Written initially in 1994, Bello et al reintroduce the themes of global poverty in a profound epilogue in light of the Asian Financial Crisis. In 1997, nine years after the biggest surprise of the twentieth century, the collapse of the socialism, came its second biggest surprise: the implosion of the Asian 'tiger economies' that had been regarded almost universally as the 'engine' of the world economy in the first decades of the twenty-first century. He explains the fragility of these economies and argues that this was not an 'Asian' crisis but rather a global emerging market crisis resulting from a development process sustained not principally by domestic savings and investment but by the huge infusions of foreign capital. Bello historically situates liberal ideology and the strategies of containment, the debt crisis, 1980's Reaganism and the past decades of global rollbacks bringing the discussion from that of the 'North-South' discourse to that of the United States and Global Poverty.

ISBN: 
0 7453 1461 9

Senior analyst at Philippine think-tank Focus on the Global South, TNI fellow and Akbayan representative in the Filipino Congress.

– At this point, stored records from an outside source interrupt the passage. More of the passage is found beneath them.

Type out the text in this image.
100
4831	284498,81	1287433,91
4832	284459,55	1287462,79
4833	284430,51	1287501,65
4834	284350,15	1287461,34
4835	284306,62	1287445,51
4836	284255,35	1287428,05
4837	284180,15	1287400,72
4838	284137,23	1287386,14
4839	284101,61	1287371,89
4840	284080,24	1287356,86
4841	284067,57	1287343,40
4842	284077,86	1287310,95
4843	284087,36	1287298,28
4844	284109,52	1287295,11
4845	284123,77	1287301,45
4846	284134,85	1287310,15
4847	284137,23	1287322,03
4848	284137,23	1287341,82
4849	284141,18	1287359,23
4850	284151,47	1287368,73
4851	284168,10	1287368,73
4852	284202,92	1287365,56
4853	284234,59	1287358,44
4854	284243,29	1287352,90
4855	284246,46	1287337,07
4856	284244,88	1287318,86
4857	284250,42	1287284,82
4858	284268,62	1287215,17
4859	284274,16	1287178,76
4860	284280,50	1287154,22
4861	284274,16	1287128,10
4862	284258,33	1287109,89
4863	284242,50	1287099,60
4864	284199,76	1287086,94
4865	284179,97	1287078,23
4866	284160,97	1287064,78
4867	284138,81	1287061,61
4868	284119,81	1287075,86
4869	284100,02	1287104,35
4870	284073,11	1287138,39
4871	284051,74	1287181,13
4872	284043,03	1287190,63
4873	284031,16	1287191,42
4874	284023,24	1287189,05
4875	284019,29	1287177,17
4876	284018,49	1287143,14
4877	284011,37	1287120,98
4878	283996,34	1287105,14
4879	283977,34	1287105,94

Author of more than 14 books, Bello was awarded the Right Livelihood Award (also known as the Alternative Nobel Prize) in 2003 for "... outstanding efforts in educating civil society about the effects of corporate globalisation, and how alternatives to it can be implemented." Bello has been described by the Economist as the man “who popularised a new term: deglobalisation.”

Bello predicted the financial crisis several years prior to the current meltdown and is a globally respected figure within the alternative globalisation movement. Canadian author Naomi Klein called him the "world's leading no-nonsense revolutionary."